One reason I feel compelled to warn others about this valueless film is that I borrowed it from my local library. The video collection is heavily weighted toward foreign and art-house type films, which I like. The general releases are movies generally considered classics or adaptations of literature with some merit. So, I relied on the judgment of the Pasadena Library acquisition deciders to select this movie. Once again they failed me.

Spenser: Pale Kings is marred by second rate acting to a degree I found distracting. It's not horrible acting, just second rate. Since I was watching the film with consciously critical eyes I discovered something rather special. The acting is remarkably consistently second rate. It's not like the usual situation, in films like other things, where the quality varies. The acting is neither amateurish nor competent, it's just second rate, with a couple exceptions. Alex Carter who plays the state trooper, Lundquist, did capable journeyman level work. Beatriz Pisano who plays Juanita is either a terrible actor or the unfortunate victim of so much psychological damage she is incapable of expressing any sincere human emotion.

The author of the novel upon which this is based may be a good writer, but whoever wrote this script is not. I suspect that the director, and others, share the responsibility for a story that is made up of details that cover the entire range from improbable to implausible. A glaring example is the relationship that Spenser and his girlfriend have with the wife of the police chief. The chief's wife is hostile and antagonistic, as is the chief. After he is killed, she responds to the girlfriend's offer of sympathy and they instantly become friends and confidantes although nothing happened to explain such a remarkable transformation and there were no hints earlier to prepare us. It's jarring that this loyal wife would react this way to the people who are hounding her husband rather than regard them with even greater suspicion. The book must be much better. The viewer would be hard pressed to recognize any human interaction in this movie as one they have seen in real life.
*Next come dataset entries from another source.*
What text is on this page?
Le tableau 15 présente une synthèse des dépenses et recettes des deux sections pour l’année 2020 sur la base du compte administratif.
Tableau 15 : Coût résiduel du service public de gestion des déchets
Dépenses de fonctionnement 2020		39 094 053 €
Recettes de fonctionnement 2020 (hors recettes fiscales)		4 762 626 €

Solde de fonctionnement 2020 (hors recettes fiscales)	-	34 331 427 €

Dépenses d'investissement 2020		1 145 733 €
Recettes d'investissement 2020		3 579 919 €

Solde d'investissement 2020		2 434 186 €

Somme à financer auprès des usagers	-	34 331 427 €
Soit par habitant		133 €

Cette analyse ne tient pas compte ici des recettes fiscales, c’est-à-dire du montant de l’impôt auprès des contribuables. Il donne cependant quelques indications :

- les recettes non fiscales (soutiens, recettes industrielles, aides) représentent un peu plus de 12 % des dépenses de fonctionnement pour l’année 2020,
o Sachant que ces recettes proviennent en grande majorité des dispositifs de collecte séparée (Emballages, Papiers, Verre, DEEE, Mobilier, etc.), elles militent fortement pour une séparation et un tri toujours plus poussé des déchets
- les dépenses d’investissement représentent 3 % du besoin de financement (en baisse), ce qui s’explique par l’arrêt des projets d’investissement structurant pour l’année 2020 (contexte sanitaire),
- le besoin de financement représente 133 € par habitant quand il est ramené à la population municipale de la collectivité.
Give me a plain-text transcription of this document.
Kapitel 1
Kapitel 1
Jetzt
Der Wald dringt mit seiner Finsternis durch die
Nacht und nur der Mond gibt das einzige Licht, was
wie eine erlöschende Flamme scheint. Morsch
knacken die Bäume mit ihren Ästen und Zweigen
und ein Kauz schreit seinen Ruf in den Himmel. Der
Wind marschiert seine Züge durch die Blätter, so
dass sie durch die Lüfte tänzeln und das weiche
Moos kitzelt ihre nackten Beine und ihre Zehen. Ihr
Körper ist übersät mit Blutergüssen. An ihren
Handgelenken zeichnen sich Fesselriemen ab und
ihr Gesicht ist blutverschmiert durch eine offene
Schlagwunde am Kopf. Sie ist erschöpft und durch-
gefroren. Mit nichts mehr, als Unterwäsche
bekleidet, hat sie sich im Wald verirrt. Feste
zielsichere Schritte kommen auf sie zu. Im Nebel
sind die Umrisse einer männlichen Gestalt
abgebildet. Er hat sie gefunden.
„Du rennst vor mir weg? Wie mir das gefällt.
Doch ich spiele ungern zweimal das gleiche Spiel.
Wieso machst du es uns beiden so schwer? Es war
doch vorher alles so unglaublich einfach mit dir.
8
There are some rants in the film about the evil of ethnic stereotyping. That happens in the context of investigating a crime in an old New England mill town with a large number of immigrants from Latin America. The film-makers show how they come out on that issue by portraying all the Hispanic characters as criminals, liars, or whores. Maybe they were trying to cover all bases by appealing to both bigots and decent people.

The one positive comment I was planning to make was that it showed some attractive New England locales, but I was wrong. While researching this review I learned it was shot in Canada. This film has some nice shots of Paris, Ontario in 1993. If you don't want to see that, do something else with 90 minutes of your life.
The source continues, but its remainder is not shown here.